Governor Schwarzenegger Proposes Selling a Portion of State-Run Workers Comp Insurer

A substantial number of budget revisions went before the California Legislature on Wednesday to try and address California's fiscal woes. One of the proposals includes Governor Schwarzenegger's proposed sale of the state-run Workers' Compensation insurance company to bring in $1 billion.

Source: Source: LA Times | Published on June 25, 2009

The committee approved the move of selling a portion of the State Compensation Insurance Fund (SCIF), but a legislative analyst has said such a complicated sale would be "very unlikely" to provide financial relief within a year.
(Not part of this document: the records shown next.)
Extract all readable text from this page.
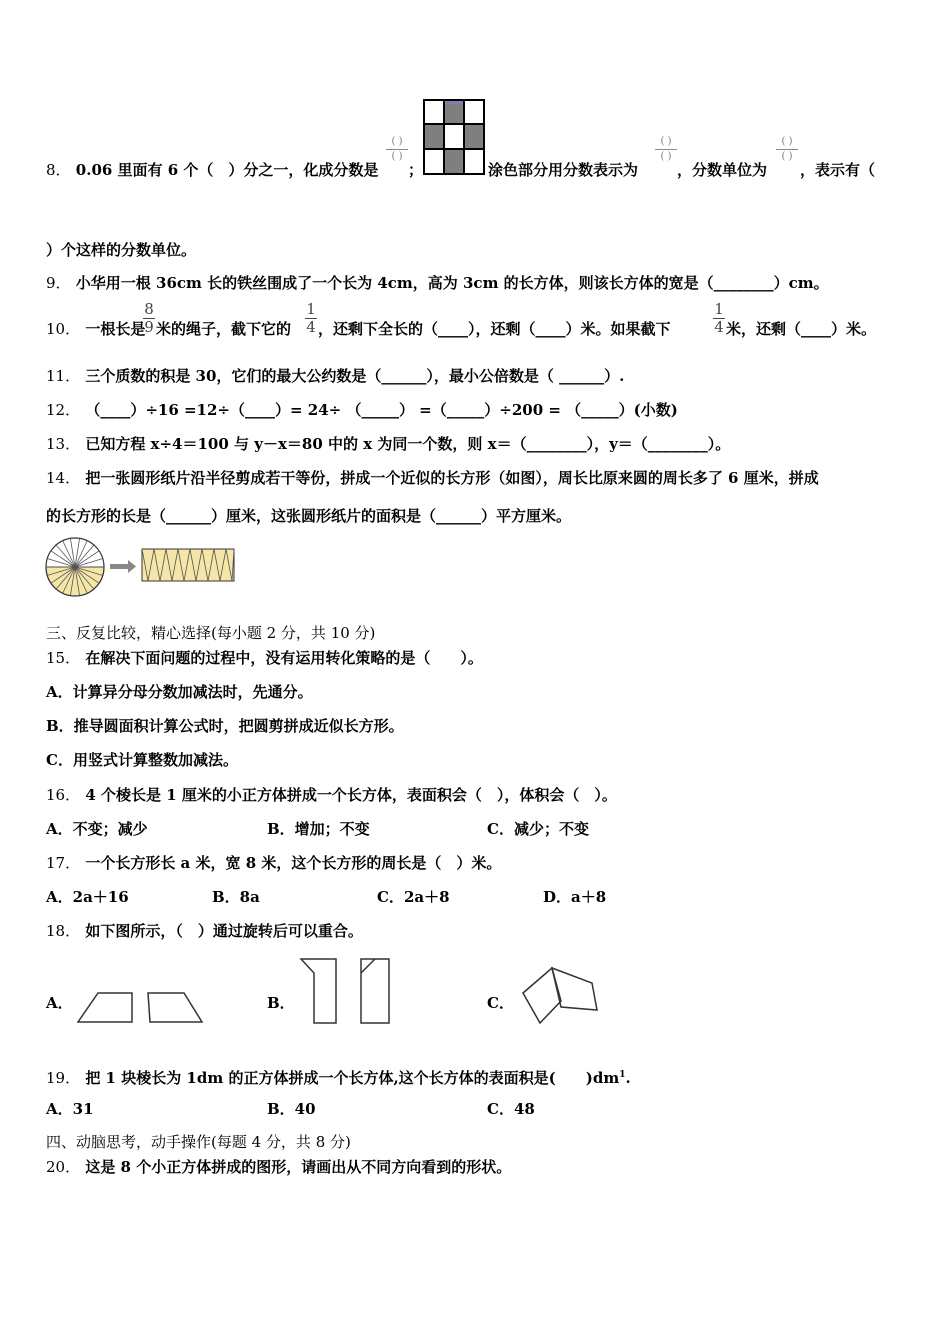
8． 0.06 里面有 6 个（　）分之一，化成分数是
( )
( )
；	涂色部分用分数表示为
( )
( )
，分数单位为
( )
( )
，表示有（
）个这样的分数单位。
9． 小华用一根 36cm 长的铁丝围成了一个长为 4cm，高为 3cm 的长方体，则该长方体的宽是（________）cm。
10． 一根长是
8
9 米的绳子，截下它的
1
4 ，还剩下全长的（____），还剩（____）米。如果截下
1
4 米，还剩（____）米。
11． 三个质数的积是 30，它们的最大公约数是（______），最小公倍数是（ ______）.
12． （____）÷16 =12÷（____）= 24÷ （_____） =（_____）÷200 = （_____）(小数)
13． 已知方程 x÷4＝100 与 y－x＝80 中的 x 为同一个数，则 x＝（________），y＝（________）。
14． 把一张圆形纸片沿半径剪成若干等份，拼成一个近似的长方形（如图），周长比原来圆的周长多了 6 厘米，拼成
的长方形的长是（______）厘米，这张圆形纸片的面积是（______）平方厘米。
三、反复比较，精心选择(每小题 2 分，共 10 分)
15． 在解决下面问题的过程中，没有运用转化策略的是（　　）。
A．计算异分母分数加减法时，先通分。
B．推导圆面积计算公式时，把圆剪拼成近似长方形。
C．用竖式计算整数加减法。
16． 4 个棱长是 1 厘米的小正方体拼成一个长方体，表面积会（　），体积会（　）。
A．不变；减少	B．增加；不变	C．减少；不变
17． 一个长方形长 a 米，宽 8 米，这个长方形的周长是（　）米。
A．2a＋16	B．8a	C．2a＋8	D．a＋8
18． 如下图所示，（　）通过旋转后可以重合。
A．	B．	C．
19． 把 1 块棱长为 1dm 的正方体拼成一个长方体,这个长方体的表面积是(　　)$dm^1$.
A．31	B．40	C．48
四、动脑思考，动手操作(每题 4 分，共 8 分)
20． 这是 8 个小正方体拼成的图形，请画出从不同方向看到的形状。
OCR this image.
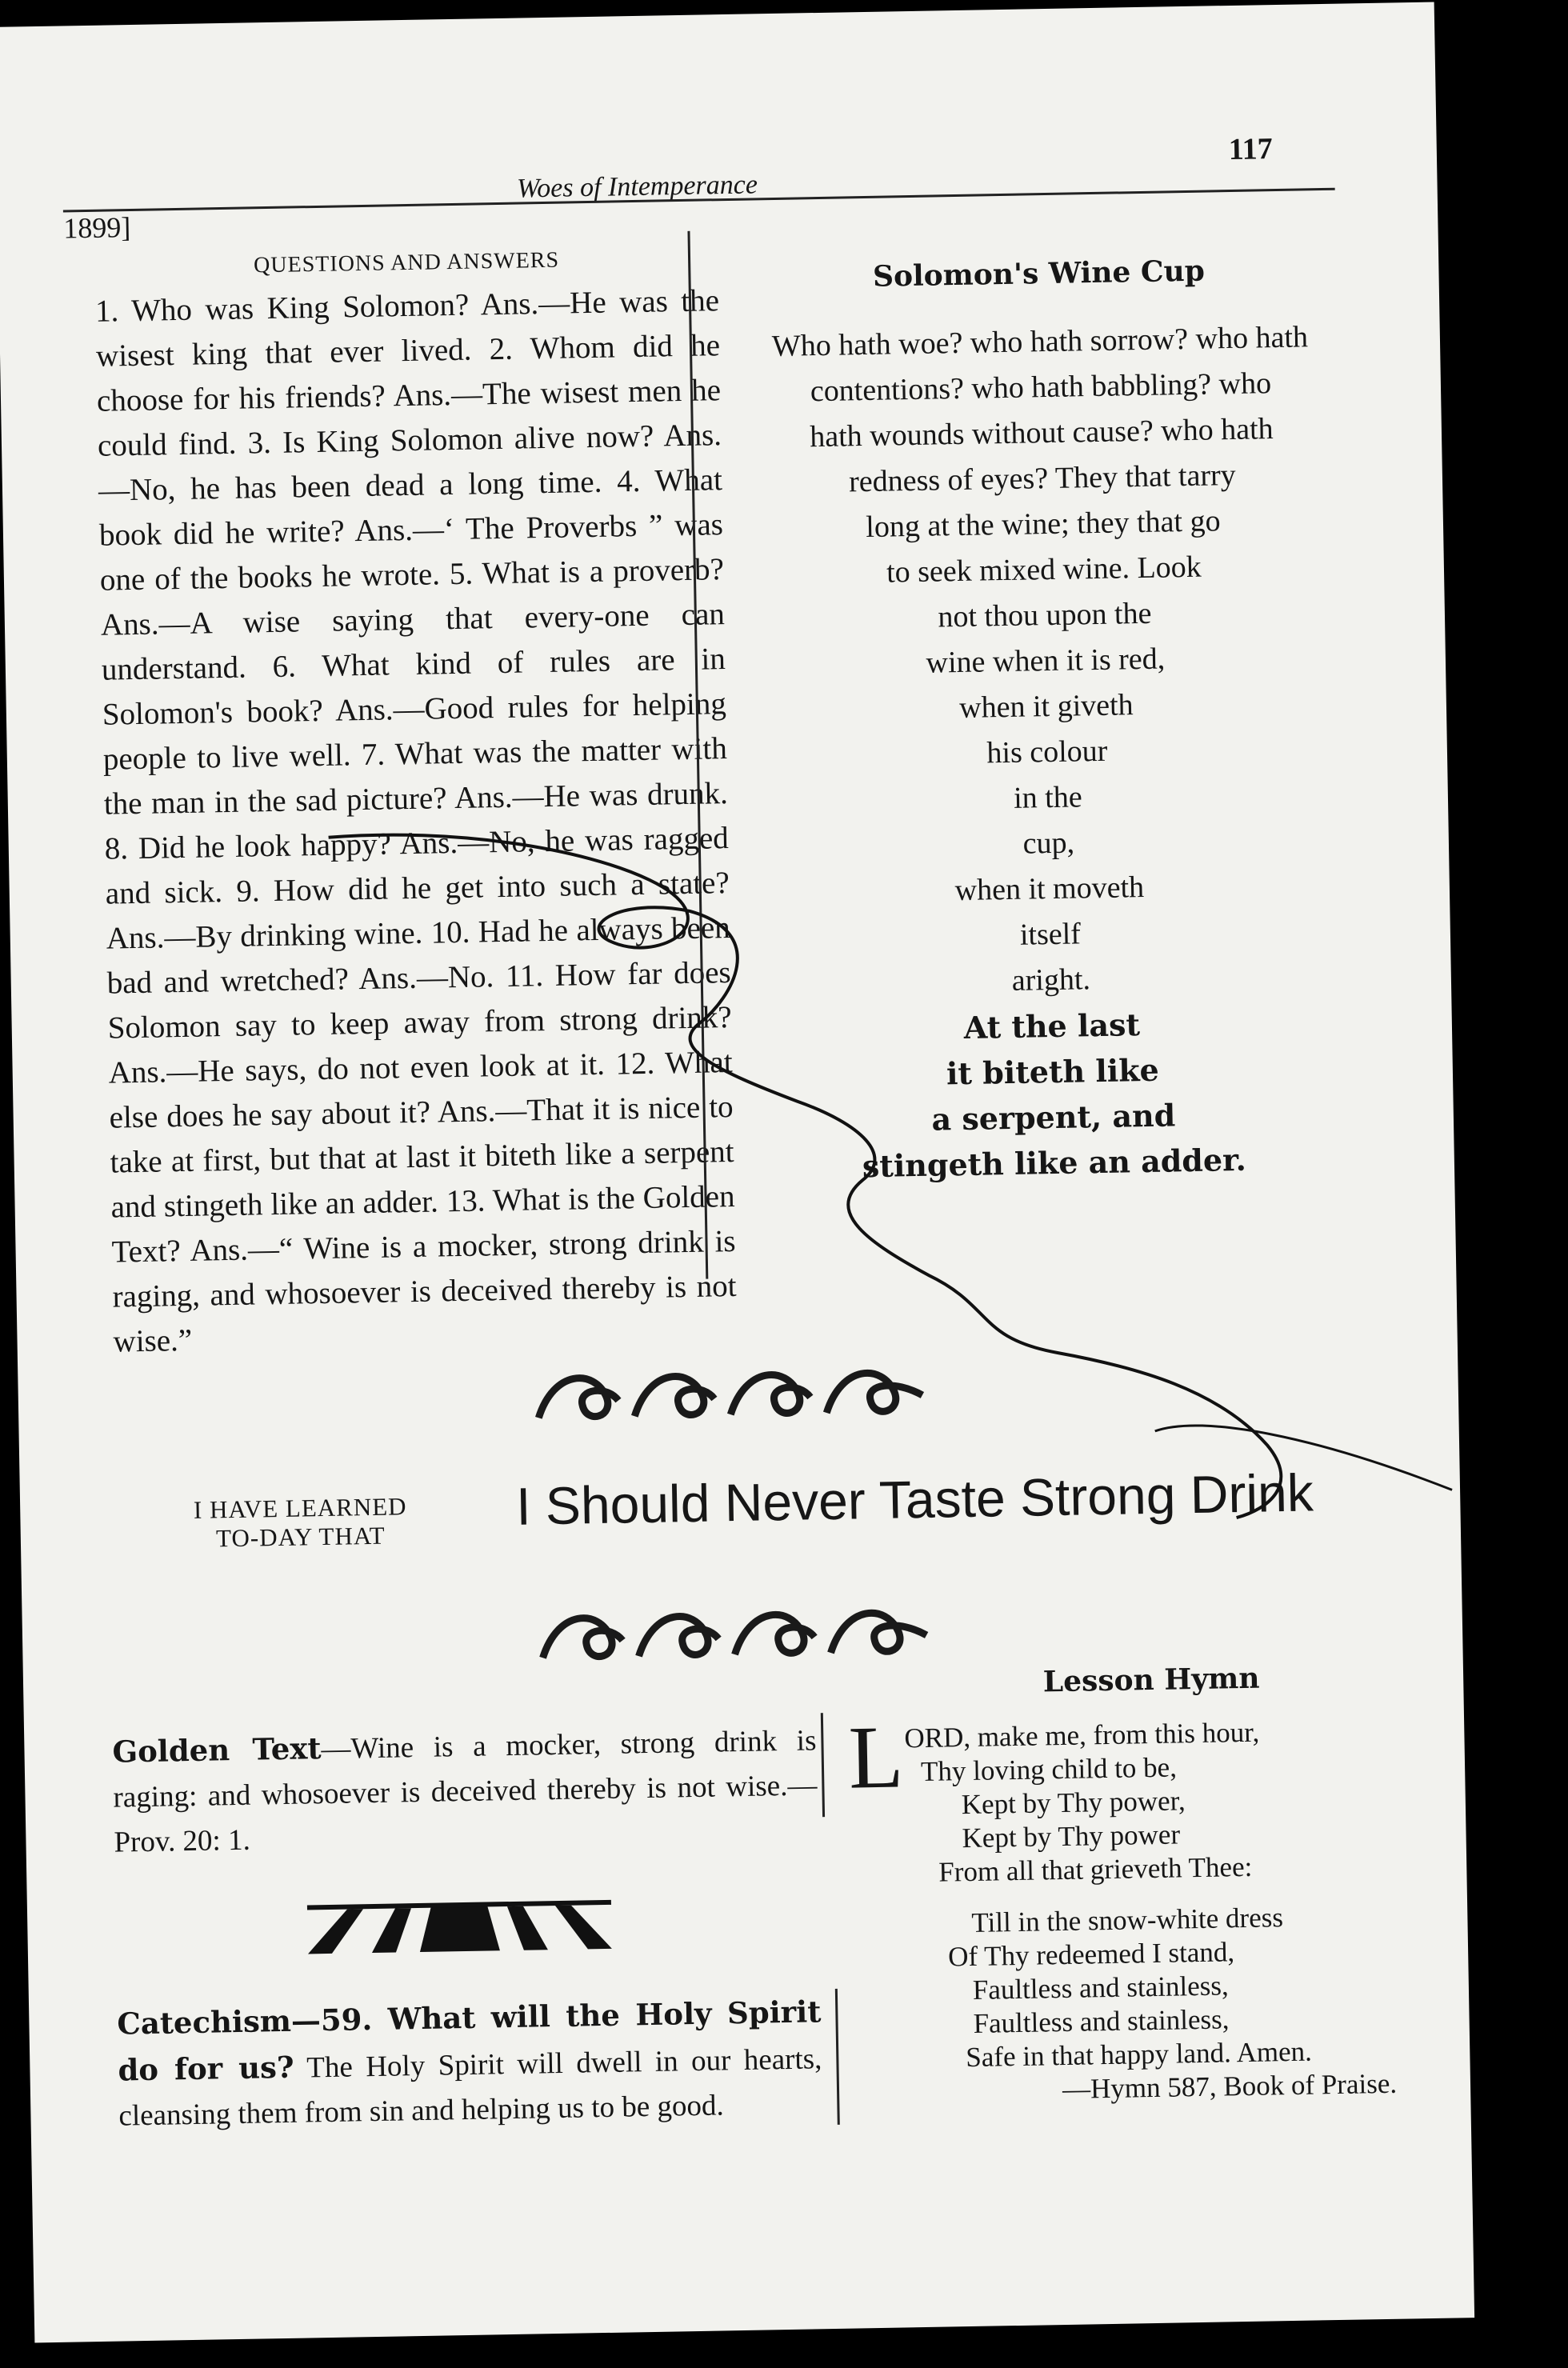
1899]
Woes of Intemperance
117
QUESTIONS AND ANSWERS
1. Who was King Solomon? Ans.—He was the wisest king that ever lived. 2. Whom did he choose for his friends? Ans.—The wisest men he could find. 3. Is King Solomon alive now? Ans.—No, he has been dead a long time. 4. What book did he write? Ans.—‘ The Proverbs ” was one of the books he wrote. 5. What is a proverb? Ans.—A wise saying that every-one can understand. 6. What kind of rules are in Solomon's book? Ans.—Good rules for helping people to live well. 7. What was the matter with the man in the sad picture? Ans.—He was drunk. 8. Did he look happy? Ans.—No, he was ragged and sick. 9. How did he get into such a state? Ans.—By drinking wine. 10. Had he always been bad and wretched? Ans.—No. 11. How far does Solomon say to keep away from strong drink? Ans.—He says, do not even look at it. 12. What else does he say about it? Ans.—That it is nice to take at first, but that at last it biteth like a serpent and stingeth like an adder. 13. What is the Golden Text? Ans.—“ Wine is a mocker, strong drink is raging, and whosoever is deceived thereby is not wise.”
Solomon's Wine Cup
Who hath woe? who hath sorrow? who hath
contentions? who hath babbling? who
hath wounds without cause? who hath
redness of eyes? They that tarry
long at the wine; they that go
to seek mixed wine. Look
not thou upon the
wine when it is red,
when it giveth
his colour
in the
cup,
when it moveth
itself
aright.
At the last
it biteth like
a serpent, and
stingeth like an adder.
I HAVE LEARNED
TO-DAY THAT
I Should Never Taste Strong Drink
Golden Text—Wine is a mocker, strong drink is raging: and whosoever is deceived thereby is not wise.—Prov. 20: 1.
Catechism—59. What will the Holy Spirit do for us? The Holy Spirit will dwell in our hearts, cleansing them from sin and helping us to be good.
Lesson Hymn
L ORD, make me, from this hour,
Thy loving child to be,
Kept by Thy power,
Kept by Thy power
From all that grieveth Thee:
Till in the snow-white dress
Of Thy redeemed I stand,
Faultless and stainless,
Faultless and stainless,
Safe in that happy land. Amen.
—Hymn 587, Book of Praise.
In his 2009-10 May Revision General Fund Proposals, Schwarzenegger proposed seeking "a private entity to purchase a portion of SCIF's book of business, with the SCIF remaining as the insurer of last resort."

Schwarzenegger's plan also includes $1 billion in Medi-Cal cuts that would require a federal waiver. But without the waiver in hand, "you shouldn't be counting the savings," complained Assemblyman Jim Nielsen (R-Gerber), a member of the joint committee.

These proposed plans are part of a Democrat-driven plan, which on paper reduces the state deficit by $23.2 billion and contains $7.2 billion in bookkeeping maneuvers. Moves to account for billions more are one-time fixes, are sure to be challenged in court or are grounded in rosy assumptions that the Legislature's own fiscal advisors say are unlikely to materialize.